Country music’s appeal to the Pop audience waned considerably in the early 80s. Even though artists such as Crystal could still hit #1 on the Country charts with singles such as this one, Pop radio programmers were interested any more. It will only slide up six more spots before saying adios.
This was the New York nonet’s next chart entry after 1982’s Circles, which peaked at #38. This single came from their fifth album, Yours Forever, which James Anthony Carmichael produced, who previously worked his magic on loads of Commodores hits. It will also be lead singer Sharon Bryant’s last release with the group. The luck will run out at #87.
December 8th, 1984
Billy Satellite was not a person but rather a quartet from Oakland, CA. They released one album and had their second shelved until 2016. Their debut yielded two chart singles, Satisfy Me (#64) and this one, which only moved an additional four spots. Eddie Money will record his version for his 1986 album, Can’t Hold Back, and release it as the second single when it reaches #14.
Here’s the follow-up to the former Styx frontman’s Top 10 saga, Desert Moon. This is your standard 80s pop-rock affair. You could find it on a teen film soundtrack or as track 9 on side B of a random Styx album. Either way, it will only inch up three spots before refusing to wait any longer. Also, I feel like Sunway missed a branding opportunity here.

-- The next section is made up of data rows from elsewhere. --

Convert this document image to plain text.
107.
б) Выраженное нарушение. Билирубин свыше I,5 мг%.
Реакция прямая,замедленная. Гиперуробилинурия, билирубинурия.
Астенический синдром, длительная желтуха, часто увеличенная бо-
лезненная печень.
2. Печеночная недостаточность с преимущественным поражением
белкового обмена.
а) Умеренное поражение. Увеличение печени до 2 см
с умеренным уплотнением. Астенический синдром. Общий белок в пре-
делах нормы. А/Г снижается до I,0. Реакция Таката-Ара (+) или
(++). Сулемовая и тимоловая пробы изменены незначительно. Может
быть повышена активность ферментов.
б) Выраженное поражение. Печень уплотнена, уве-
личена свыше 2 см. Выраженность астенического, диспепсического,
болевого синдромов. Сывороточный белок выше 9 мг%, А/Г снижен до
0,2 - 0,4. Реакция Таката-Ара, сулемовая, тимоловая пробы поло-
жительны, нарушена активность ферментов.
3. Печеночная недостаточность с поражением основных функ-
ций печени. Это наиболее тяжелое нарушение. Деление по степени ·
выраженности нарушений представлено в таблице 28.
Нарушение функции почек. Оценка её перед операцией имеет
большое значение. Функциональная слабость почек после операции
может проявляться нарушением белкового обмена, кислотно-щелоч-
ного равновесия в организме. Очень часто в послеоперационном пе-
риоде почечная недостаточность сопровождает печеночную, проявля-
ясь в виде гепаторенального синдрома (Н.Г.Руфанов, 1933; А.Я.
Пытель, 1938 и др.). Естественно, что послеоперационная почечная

This was the third single released from Billy’s career-defining fourth album, Signs Of Life. Unfortunately, the aliens could find any in this song and left at #71. Also, see sentence 2 on the piece above.
December 7th, 1985
86. Asia – Go
These five singles joining The Other Sixty tell you all you need to know about Pop radio in late 1985. No prog-rock and R&B allowed. Asia was running low on supergroup powers by their third album. John Wetton is back as the lead singer, and Mandy Meyer replaces Steve Howe on guitar. But the line-up change does not help this lead single get past #46. I am impressed, though, that they took a one-off idea and continued to tour and record for decades.
Initially recorded for the film Iron Eagle and included on the band’s 1986 album A Kind Of Magic, the lyrics to this single were reportedly inspired by Martin Luther King’s I Have A Dream speech. It’s an odd choice for a film wherein the lead rescues his dad by killing a bunch of Libyan air fighters, but hey, the music will get you amped up. This 45 will reach #61 and become another UK Top 10 hit. Oh, and Freddie….here you go.

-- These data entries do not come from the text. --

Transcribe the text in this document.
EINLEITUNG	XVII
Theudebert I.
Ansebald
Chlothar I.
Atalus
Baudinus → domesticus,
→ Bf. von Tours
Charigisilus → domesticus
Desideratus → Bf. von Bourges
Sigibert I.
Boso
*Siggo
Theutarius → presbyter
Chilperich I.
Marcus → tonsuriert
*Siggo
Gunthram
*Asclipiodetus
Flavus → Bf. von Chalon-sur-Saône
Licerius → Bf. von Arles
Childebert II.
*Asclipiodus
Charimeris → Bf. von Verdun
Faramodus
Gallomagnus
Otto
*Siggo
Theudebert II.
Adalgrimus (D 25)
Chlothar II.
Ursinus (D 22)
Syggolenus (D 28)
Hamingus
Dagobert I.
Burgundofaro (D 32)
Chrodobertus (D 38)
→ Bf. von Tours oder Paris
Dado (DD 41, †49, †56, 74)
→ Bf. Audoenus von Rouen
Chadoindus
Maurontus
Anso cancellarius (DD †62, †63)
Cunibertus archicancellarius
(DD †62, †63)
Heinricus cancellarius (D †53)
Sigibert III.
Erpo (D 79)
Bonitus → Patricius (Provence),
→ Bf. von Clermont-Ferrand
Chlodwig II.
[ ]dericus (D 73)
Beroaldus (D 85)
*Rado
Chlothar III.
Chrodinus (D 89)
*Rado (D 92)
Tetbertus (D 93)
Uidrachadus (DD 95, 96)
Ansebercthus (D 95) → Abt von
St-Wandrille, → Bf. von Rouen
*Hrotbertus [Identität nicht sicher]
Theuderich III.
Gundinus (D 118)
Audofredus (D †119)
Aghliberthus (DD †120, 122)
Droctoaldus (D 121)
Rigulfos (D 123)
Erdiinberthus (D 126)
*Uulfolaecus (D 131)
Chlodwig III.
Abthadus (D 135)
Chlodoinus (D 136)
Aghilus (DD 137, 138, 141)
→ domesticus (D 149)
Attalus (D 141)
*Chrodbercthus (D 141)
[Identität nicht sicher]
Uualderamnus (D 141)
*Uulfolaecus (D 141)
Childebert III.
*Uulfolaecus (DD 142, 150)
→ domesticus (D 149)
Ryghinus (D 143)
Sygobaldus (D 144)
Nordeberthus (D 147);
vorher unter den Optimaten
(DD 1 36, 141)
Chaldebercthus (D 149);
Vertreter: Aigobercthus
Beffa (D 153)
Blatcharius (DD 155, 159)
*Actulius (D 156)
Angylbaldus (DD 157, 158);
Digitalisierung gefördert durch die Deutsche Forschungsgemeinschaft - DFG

This is the fourth single from the sibling quintet’s fourth album, Rhythm Of The Night. But this steelpan-flavored midtempo track might as well have been an El Debarge solo single. Supposedly, Bunny & Mark sing back-up, but how would you be able to tell? Motown was grooming El to be a star, and this and the previous single featured him on the title. It will reach the R&B Top 30 but stall out at #75 on the Hot 100.
The Isley Brothers hit some rough times in the early 80s. Marvin and Ernie Isley, along with brother-in-law Chris Jasper in tow, decided to form their own band while the former group continued. They had some minor success with their debut, Broadway’s Closer to Sunset Blvd, but it was the title track to their second LP, which became a Soul classic, reaching #1 on the Soul charts. It will be their highest charting single on the Hot 100, hitting #51, and will inspire this acapella cover by the British quartet, The Housemartins featuring Norman Cook, aka Fatboy Slim, which will reach #1 in the UK in 1986.
We’ll wrap this group with another smooth slow jam from Miami-born singer Eugene Wilde who hit #1 on the R&B charts in 1984 with Gotta Get You Home Tonight. This will be his second Soul chart-topper but will fall short with the Pop audience as it only climbs to #76.